The Court also concurred with the lower court’s determination that Westport could not prove one element of the related breach of warranty claim that the defendants had violated their post-sale duty to warn.  Westport was required to show that the PCB manufacturers could have effectively communicated a warning to the end-users of PCB products – such as the school that utilized the PCB-containing caulk.  The Court  found the town could not.  “Given Monsanto’s complex supply chain, tracing the caulk used at [the school] back to [caulk manufacturer] (based on documents containing [the school’s] contractor) is not the same as being able to identify [the school] as the end user in the first place.”
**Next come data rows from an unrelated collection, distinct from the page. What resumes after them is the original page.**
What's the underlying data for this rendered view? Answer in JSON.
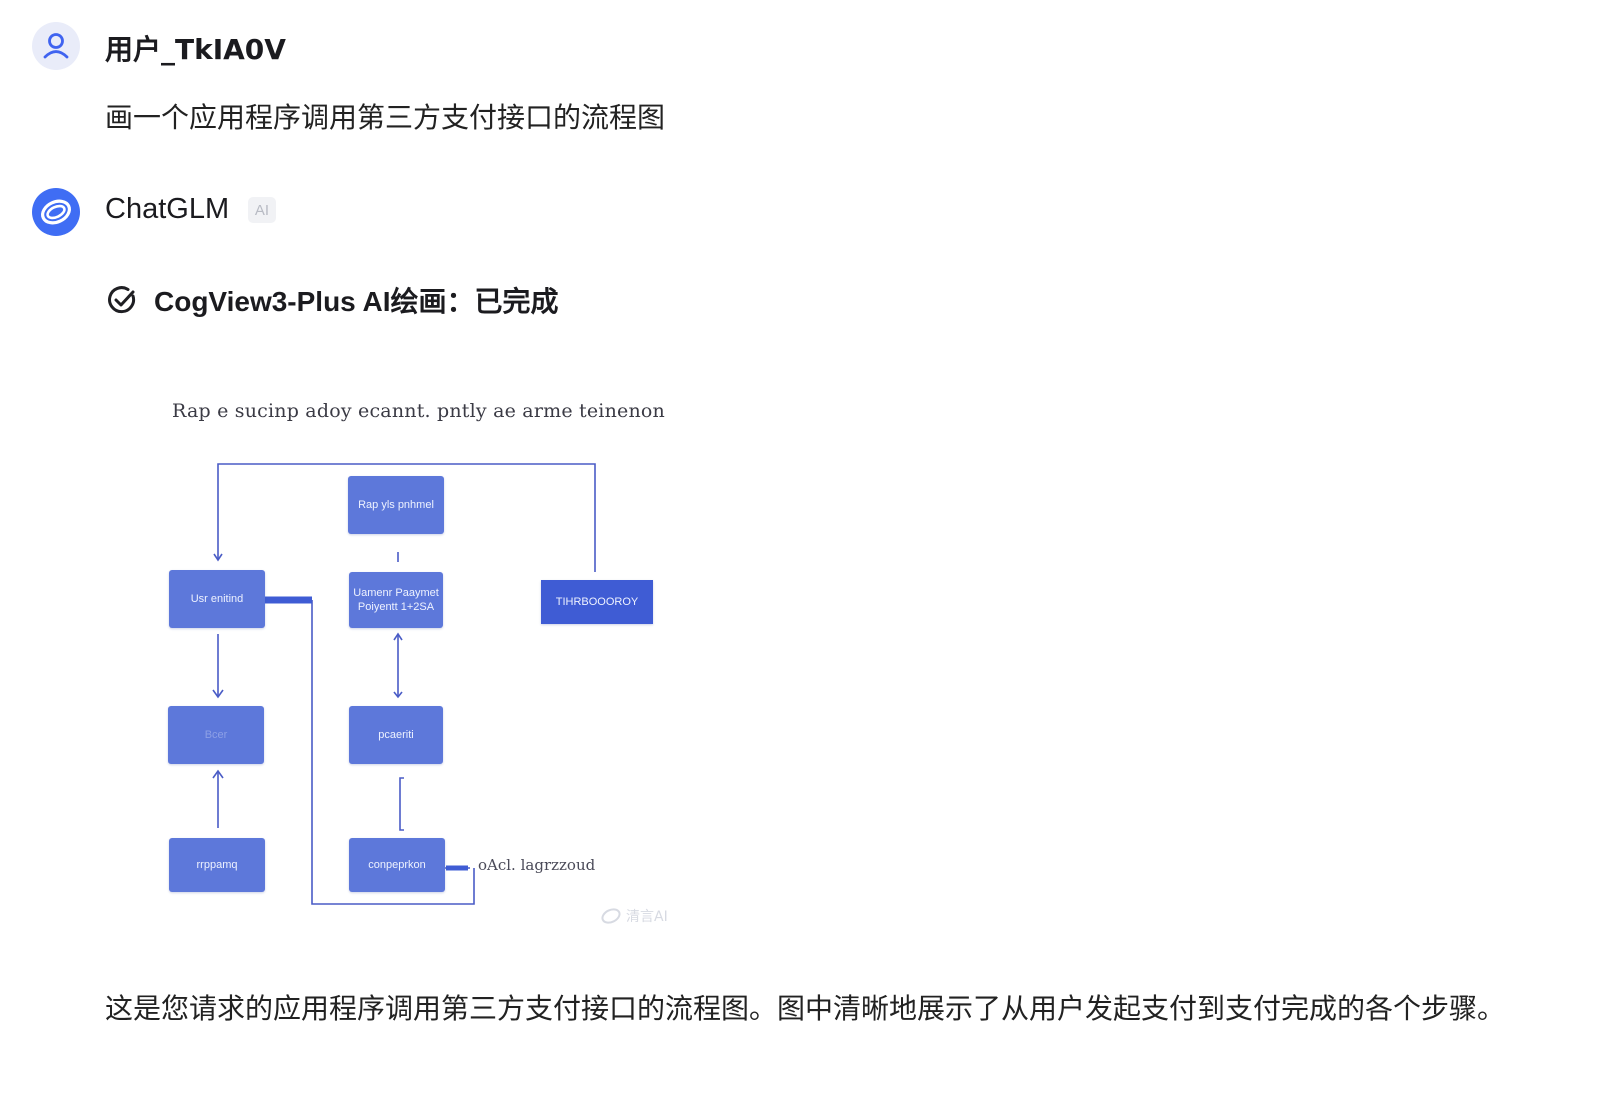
{
  "user": {
    "name": "用户_TkIA0V",
    "message": "画一个应用程序调用第三方支付接口的流程图",
    "avatar_icon": "user-icon"
  },
  "assistant": {
    "name": "ChatGLM",
    "badge": "AI",
    "avatar_icon": "chatglm-logo-icon",
    "tool_status_icon": "check-circle-icon",
    "tool_status": "CogView3-Plus AI绘画：已完成",
    "reply": "这是您请求的应用程序调用第三方支付接口的流程图。图中清晰地展示了从用户发起支付到支付完成的各个步骤。"
  },
  "generated_image": {
    "caption": "Rap e sucinp adoy ecannt. pntly ae arme teinenon",
    "boxes": {
      "top": "Rap yls pnhmel",
      "user": "Usr enitind",
      "middle": "Uamenr Paaymet Poiyentt 1+2SA",
      "right": "TIHRBOOOROY",
      "left_mid": "Bcer",
      "center_mid": "pcaeriti",
      "left_bottom": "rrppamq",
      "center_bottom": "conpeprkon"
    },
    "note": "oAcl. lagrzzoud",
    "watermark": "清言AI"
  },
  "colors": {
    "accent": "#3f6df4",
    "box": "#5d78da",
    "box_dark": "#3f5cd4",
    "line": "#4a5cc6"
  }
}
Finally, the Court dispensed with Westport’s negligent marketing claim, noting that no court applying Massachusetts law “has ever explicitly held that a negligent marketing claim can be maintained independent of a design defect claim.”  The possible only exception is where a manufacturer has intentionally targeted children, which was not alleged in this case.

A similar case brought by the Town of Lexington was dismissed in 2016 without an appeal.  Town of Lexington v. Pharmacia Corp., et al., (D. Mass. Docket No. 12-11645-DJC).